Collisional igneous units of the Carboniferous and Permian age in the Polar Urals are poorly studied. This is due to the fact that most of them are probably hidden under the Mesozoic-Cenozoic cover of the West Siberian Plate. Thin bodies of gabbroids, lamprophyres, monzonitoids, and granitoids are known (Musyur, Yarkeu, Yayu, and Pogurej complexes), which are usually attributed to the collisional stage of the Uralian orogeny. Their age, in most cases, is based on geological data and methodologically outdated K-Ar ages (Shishikin et al., 2007; Pryamonosov et al., 2001).

We have studied one of the largest intrusions in the Polar Urals attributed (Shishkin et al., 2007) to the Late Carboniferous Yarkeu complex of the West Ural megazone and considered to be collisional. The pluton is located 13 km north of Kharp township, making up most of Mount Yarkeu. The intrusion is predominantly composed of monzogabbro, monzodiorite, and monzonite which form a «ring» structure among the Neoproterozoic plagiogranitoids of the Kharbey-Sob' complex, with which they have indistinct (gradual) contacts. K-Ar dating of K-feldspar and plagioclase mix from quartz monzonite (Pryamonosov et al., 2001) yielded the age of 310±10 Ma.

To clarify the time of monzonitoids formation, we carried out additional isotope-geochronological studies using modern methods (U-Pb and Ar-Ar).

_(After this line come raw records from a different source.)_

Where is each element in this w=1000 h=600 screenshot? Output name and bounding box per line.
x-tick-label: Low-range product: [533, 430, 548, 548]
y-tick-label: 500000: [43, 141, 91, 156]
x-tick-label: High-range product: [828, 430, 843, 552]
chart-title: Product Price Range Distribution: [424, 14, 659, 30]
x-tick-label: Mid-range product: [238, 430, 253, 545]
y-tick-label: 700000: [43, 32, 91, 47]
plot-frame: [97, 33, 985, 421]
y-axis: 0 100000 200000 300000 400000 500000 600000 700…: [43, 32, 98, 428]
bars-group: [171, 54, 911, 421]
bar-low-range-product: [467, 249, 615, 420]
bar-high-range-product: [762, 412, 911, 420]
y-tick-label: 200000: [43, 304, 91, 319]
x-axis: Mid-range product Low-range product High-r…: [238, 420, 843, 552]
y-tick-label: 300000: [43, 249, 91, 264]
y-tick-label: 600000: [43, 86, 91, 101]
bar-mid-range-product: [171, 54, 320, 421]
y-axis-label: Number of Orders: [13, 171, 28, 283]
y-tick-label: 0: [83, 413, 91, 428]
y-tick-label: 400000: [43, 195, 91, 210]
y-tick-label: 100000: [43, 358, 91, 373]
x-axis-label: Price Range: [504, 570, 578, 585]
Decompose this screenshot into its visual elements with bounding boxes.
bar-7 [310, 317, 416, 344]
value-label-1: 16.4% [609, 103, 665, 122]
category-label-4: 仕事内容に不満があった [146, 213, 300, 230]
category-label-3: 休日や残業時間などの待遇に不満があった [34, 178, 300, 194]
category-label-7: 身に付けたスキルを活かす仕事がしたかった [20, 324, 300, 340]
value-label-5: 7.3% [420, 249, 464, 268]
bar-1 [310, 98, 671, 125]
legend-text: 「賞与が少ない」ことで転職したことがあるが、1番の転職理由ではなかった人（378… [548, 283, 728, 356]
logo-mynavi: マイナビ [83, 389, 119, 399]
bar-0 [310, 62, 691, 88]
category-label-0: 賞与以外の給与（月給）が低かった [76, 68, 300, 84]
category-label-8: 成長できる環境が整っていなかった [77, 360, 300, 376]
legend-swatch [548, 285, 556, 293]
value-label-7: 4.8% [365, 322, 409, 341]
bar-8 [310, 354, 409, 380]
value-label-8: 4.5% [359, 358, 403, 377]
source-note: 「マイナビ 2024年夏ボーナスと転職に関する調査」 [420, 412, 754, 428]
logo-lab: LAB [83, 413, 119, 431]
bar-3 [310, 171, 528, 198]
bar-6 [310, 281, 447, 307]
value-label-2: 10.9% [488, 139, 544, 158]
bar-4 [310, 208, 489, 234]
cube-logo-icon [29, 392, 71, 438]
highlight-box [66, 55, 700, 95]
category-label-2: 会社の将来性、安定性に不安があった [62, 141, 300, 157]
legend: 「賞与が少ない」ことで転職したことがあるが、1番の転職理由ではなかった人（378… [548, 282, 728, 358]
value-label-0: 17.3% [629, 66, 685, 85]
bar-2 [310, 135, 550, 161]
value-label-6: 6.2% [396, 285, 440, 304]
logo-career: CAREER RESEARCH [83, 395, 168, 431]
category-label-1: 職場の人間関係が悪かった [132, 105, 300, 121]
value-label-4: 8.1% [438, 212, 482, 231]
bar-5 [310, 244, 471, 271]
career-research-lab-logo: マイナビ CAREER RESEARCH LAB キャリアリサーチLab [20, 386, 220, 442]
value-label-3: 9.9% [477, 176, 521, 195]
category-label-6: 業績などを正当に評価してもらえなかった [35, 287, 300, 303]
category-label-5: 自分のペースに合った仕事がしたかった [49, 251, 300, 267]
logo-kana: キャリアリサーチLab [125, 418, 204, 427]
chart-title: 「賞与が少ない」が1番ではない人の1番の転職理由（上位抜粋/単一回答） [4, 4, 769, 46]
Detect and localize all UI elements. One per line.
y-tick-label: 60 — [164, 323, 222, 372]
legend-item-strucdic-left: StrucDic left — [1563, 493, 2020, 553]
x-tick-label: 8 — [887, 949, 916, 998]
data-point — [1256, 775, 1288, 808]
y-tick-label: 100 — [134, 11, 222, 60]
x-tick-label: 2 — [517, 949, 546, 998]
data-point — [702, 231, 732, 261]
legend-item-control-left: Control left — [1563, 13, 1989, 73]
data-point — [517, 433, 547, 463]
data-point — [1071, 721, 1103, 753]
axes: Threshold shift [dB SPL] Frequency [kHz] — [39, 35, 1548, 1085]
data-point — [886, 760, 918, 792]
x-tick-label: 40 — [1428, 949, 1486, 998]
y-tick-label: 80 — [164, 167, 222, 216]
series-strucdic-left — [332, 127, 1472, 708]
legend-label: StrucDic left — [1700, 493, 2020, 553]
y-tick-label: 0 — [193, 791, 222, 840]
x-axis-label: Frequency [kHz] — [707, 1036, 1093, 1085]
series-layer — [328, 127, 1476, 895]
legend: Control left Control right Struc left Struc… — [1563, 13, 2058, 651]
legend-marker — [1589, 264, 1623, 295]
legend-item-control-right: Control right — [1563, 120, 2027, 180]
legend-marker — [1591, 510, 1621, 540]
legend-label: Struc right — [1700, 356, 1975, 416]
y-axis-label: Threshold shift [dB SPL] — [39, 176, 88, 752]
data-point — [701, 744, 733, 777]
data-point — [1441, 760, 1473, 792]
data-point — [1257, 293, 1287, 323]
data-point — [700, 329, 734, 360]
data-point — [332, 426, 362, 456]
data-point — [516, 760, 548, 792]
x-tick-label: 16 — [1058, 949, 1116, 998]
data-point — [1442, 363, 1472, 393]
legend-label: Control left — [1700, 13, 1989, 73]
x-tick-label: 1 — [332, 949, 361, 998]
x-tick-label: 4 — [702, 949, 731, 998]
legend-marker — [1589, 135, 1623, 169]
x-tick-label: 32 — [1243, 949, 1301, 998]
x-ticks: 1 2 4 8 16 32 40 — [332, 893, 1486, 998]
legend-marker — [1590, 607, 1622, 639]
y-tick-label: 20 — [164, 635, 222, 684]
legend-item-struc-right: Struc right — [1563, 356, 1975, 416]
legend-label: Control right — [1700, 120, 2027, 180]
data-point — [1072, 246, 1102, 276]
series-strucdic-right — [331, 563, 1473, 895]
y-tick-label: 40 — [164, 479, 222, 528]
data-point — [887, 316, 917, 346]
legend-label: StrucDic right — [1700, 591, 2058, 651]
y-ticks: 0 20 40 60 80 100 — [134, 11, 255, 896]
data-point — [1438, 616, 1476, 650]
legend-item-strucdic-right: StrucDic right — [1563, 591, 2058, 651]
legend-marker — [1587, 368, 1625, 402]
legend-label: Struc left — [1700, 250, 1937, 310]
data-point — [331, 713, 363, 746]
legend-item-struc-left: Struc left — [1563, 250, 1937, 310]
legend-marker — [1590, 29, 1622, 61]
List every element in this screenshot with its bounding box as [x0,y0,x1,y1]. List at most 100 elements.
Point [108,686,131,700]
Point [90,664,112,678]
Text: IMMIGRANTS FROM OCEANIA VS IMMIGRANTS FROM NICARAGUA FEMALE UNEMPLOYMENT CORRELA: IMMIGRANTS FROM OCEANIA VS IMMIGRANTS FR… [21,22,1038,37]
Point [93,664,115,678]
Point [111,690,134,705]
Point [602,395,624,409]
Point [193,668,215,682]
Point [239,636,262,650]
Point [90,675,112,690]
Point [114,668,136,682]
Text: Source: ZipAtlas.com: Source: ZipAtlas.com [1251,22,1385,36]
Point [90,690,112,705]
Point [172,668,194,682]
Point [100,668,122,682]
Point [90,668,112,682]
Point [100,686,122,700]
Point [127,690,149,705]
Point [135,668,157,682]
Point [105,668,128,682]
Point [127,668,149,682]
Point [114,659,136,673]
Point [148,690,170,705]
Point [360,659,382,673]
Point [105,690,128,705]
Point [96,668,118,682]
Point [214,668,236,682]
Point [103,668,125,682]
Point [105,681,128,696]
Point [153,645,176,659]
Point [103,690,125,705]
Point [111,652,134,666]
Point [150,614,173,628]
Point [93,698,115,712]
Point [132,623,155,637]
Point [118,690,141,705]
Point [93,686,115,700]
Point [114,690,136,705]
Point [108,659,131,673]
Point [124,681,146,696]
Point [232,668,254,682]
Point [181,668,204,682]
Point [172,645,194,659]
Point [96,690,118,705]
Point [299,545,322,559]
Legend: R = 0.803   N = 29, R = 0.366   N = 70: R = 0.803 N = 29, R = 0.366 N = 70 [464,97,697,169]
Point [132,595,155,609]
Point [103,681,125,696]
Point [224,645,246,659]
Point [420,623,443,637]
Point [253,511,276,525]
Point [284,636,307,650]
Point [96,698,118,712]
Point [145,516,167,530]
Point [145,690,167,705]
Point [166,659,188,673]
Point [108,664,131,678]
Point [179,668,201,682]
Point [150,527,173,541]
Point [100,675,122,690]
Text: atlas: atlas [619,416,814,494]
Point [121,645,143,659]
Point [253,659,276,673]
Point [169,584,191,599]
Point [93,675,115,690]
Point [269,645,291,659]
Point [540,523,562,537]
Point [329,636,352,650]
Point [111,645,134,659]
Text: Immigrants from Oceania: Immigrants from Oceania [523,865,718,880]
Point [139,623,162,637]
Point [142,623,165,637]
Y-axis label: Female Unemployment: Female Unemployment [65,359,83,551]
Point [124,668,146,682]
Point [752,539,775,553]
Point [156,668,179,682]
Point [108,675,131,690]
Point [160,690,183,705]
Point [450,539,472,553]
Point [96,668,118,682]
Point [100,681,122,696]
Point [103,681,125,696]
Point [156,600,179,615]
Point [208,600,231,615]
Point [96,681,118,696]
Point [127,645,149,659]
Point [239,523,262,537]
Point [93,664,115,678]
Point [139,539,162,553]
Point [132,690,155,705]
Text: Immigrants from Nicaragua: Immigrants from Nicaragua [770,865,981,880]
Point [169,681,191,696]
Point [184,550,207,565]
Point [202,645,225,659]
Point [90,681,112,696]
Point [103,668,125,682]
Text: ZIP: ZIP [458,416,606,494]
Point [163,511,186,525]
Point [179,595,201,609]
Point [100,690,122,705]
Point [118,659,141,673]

From the monzodiorite sample, 48 zircon grains were dated according to the method (Nikishin et al., 2020). Discordance in all cases did not exceed 2%. The individual ²⁰⁶Pb-²³⁸U ages of dated grains are in the range from 650–707 Ma, and the average concordant age is 680±2 Ma (95% confidence interval, MSWD=0.35).

The ⁴⁰Ar-³⁹Ar dating of the primary magmatic amphibole from monzodiorite was carried out by the method of stepwise heating according to the standard method (Travin et al., 2009). In the high-temperature part of the age spectrum, a six-step plateau was distinguished, characterized by 83.5% of the released ³⁹Ar and a value of 669±8 Ma (MSWD=0.62).

The new U-Pb and Ar-Ar Neoproterozoic ages are similar and correspond to the time of formation of monzodiorites in the considered pluton. The younger Carboniferous K-Ar age (310±10 Ma) obtained from feldspars (Pryamonosov et al., 2001) is probably rejuvenated. The disturbance of the K-Ar isotope system in feldspars can be explained by the significant saussuritization of plagioclase as well as the lower closing temperature of the K-Ar isotope system in plagioclase and K-feldspar compared to magmatic amphibole. Thus, the Late Carboniferous age of feldspars does not correspond to the time of formation of monzonitoids but to the dynamo-thermal events associated with the collisional stage of the Uralian orogeny (Puchkov, 2010), which occurred at the end of the assembly of the Pangea (Kuznetsov, Romanyuk, 2014).

The obtained Neoproterozoic age of monzodiorite is close to the zircon ages 671±4 Ma and 662±6 Ma from the host subduction-related diorites and plagiogranitoids of the Kharbey-Sob complex (Dushin et al., 2014). The monzonitoids of Mount Yarkeu complement the evolutionary trend of the Late Precambrian subduction-related magmatism attributed to the Neoproterozoic Kharbey-Sob' complex.

This work was supported by RFBR grant 19-55-26009.